Dans chaque ville ou région de Vénétie, on peut entendre parler deux langues différentes :

  • L’italien, la langue nationale qui permet de communiquer avec tous les habitants de la péninsule et de comprendre les textes littéraires et scientifiques de tous siècles. C’est la langue apprise sur les bancs de l’école.
  • Le dialecte, langue maternelle transmise par les ancêtres et apprise spontanément, sans études.

Les dialectes ne sont pas issus d’une déformation de l’italien mais de la continuation spontanée du latin parlé par les soldats envoyés pour cultiver les terres conquises par les Romains, qui n’était pas le latin classique de Cicéron.

Actuellement, le vénitien est un complexe de dialectes semblables, qui partagent de nombreux traits et présentent quelques différences ne compromettant pas sa compréhension.

Carte des variantes de la langue vénitienne en Vénétie et en Istrie
(Source : http://www.linguaveneta.it)

Langue ou dialecte ?

La question de savoir si le vénitien est un dialecte ou une langue ne cessera sans doute jamais d’agiter les esprits. Le Conseil Régional de Vénétie y a répondu. La loi régionale votée en 2007 par ce conseil a en effet reconnu le vénitien au niveau institutionnel comme une langue à part entière :

« Art. 2 – Lingua veneta

1. Le specifiche parlate storicamente utilizzate nel territorio veneto e nei luoghi in cui esse sono state mantenute da comunità che hanno conservato in modo rilevante la medesima matrice costituiscono il veneto o lingua veneta.

Le vénitien est parlé en Italie, avec quelques variantes, dans les régions de Vénétie, Frioul-Vénétie julienne et Trentin-Haut-Adige.

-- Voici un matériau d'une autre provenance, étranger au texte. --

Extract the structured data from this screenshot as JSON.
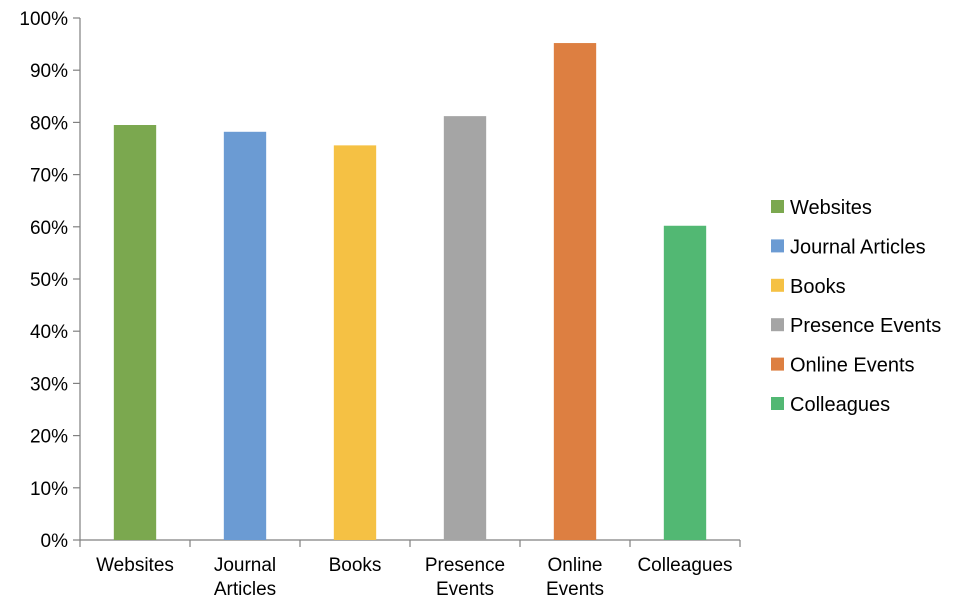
{
  "chart_data": {
    "type": "bar",
    "categories": [
      "Websites",
      "Journal Articles",
      "Books",
      "Presence Events",
      "Online Events",
      "Colleagues"
    ],
    "category_tick_labels": [
      [
        "Websites"
      ],
      [
        "Journal",
        "Articles"
      ],
      [
        "Books"
      ],
      [
        "Presence",
        "Events"
      ],
      [
        "Online",
        "Events"
      ],
      [
        "Colleagues"
      ]
    ],
    "values": [
      79.5,
      78.2,
      75.6,
      81.2,
      95.2,
      60.2
    ],
    "colors": [
      "#7ba84f",
      "#6b9bd3",
      "#f5c144",
      "#a5a5a5",
      "#dd7f41",
      "#52b873"
    ],
    "ylim": [
      0,
      100
    ],
    "yticks": [
      0,
      10,
      20,
      30,
      40,
      50,
      60,
      70,
      80,
      90,
      100
    ],
    "ytick_labels": [
      "0%",
      "10%",
      "20%",
      "30%",
      "40%",
      "50%",
      "60%",
      "70%",
      "80%",
      "90%",
      "100%"
    ],
    "grid": false,
    "legend": {
      "placement": "right",
      "entries": [
        "Websites",
        "Journal Articles",
        "Books",
        "Presence Events",
        "Online Events",
        "Colleagues"
      ]
    }
  }
}
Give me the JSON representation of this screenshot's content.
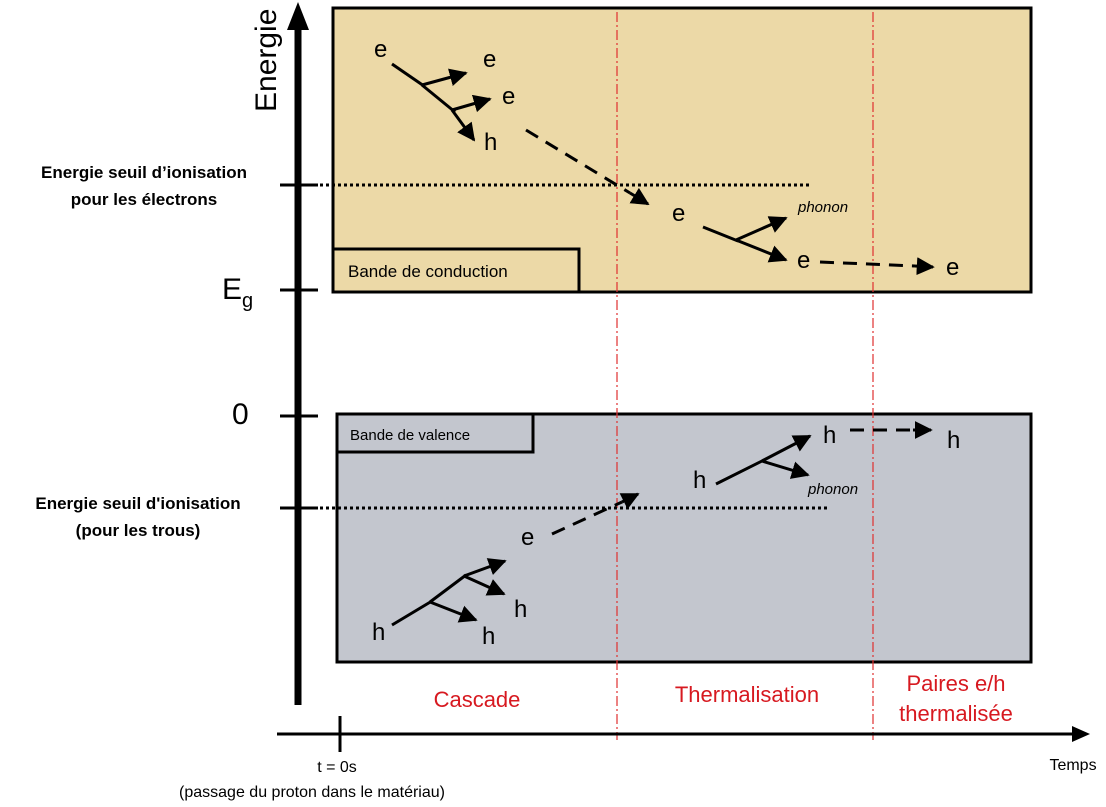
{
  "axes": {
    "y_label": "Energie",
    "x_label": "Temps",
    "t0_label": "t = 0s",
    "t0_note": "(passage du proton dans le matériau)"
  },
  "levels": {
    "electron_threshold_line1": "Energie seuil d’ionisation",
    "electron_threshold_line2": "pour les électrons",
    "eg_main": "E",
    "eg_sub": "g",
    "zero": "0",
    "hole_threshold_line1": "Energie seuil d'ionisation",
    "hole_threshold_line2": "(pour les trous)"
  },
  "bands": {
    "conduction": {
      "label": "Bande de conduction",
      "color": "#ecd9a7"
    },
    "valence": {
      "label": "Bande de valence",
      "color": "#c3c6ce"
    }
  },
  "phases": {
    "cascade": "Cascade",
    "thermalisation": "Thermalisation",
    "pairs_line1": "Paires e/h",
    "pairs_line2": "thermalisée",
    "color": "#d71920"
  },
  "particles": {
    "electron": "e",
    "hole": "h",
    "phonon": "phonon"
  }
}
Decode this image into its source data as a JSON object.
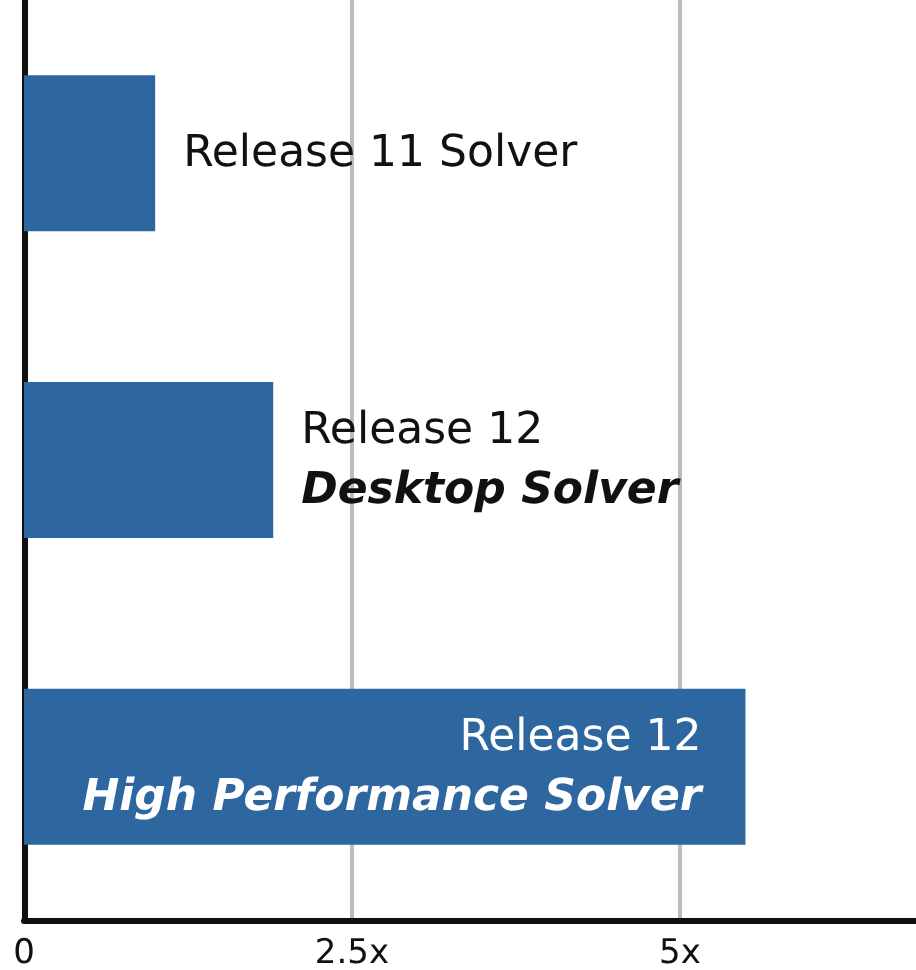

On peut l’entendre également en Slovénie et en Croatie (péninsule d’Istrie), qui ont par le passé fait partie de la République de Venise.
L’importante émigration d’italiens du nord en Amérique du Sud aux XIXe et XXe siècles a fait traverser l’Atlantique à cette langue, parlée notamment dans la ville de Chipilo (État de Puebla, Mexique), ainsi que dans les États brésiliens de São Paulo et de Rio Grande do Sul, où s’est développé un dialecte appelé talien, composé d’une bonne part de vénitien et, dans une moindre mesure, d’italien, avec emprunts lexicaux extérieurs.

Le vénitien est aujourd’hui considéré comme une langue « vulnérable » par l’Unesco. Selon plusieurs enquêtes, la zone où est parlé le vénitien a subi une forte italianisation au cours des 30 dernières années. Mais certaines de ses expressions sont passées dans le langage courant, y compris hors d’Italie.

C’est le cas du célèbre Ciao!, qui dérive du vénitien s-ciao (ou s’ciàvo) signifiant esclave. Saluer quelqu’un avec un « ciao » équivaut donc à lui dire : « je suis votre esclave, votre serviteur ».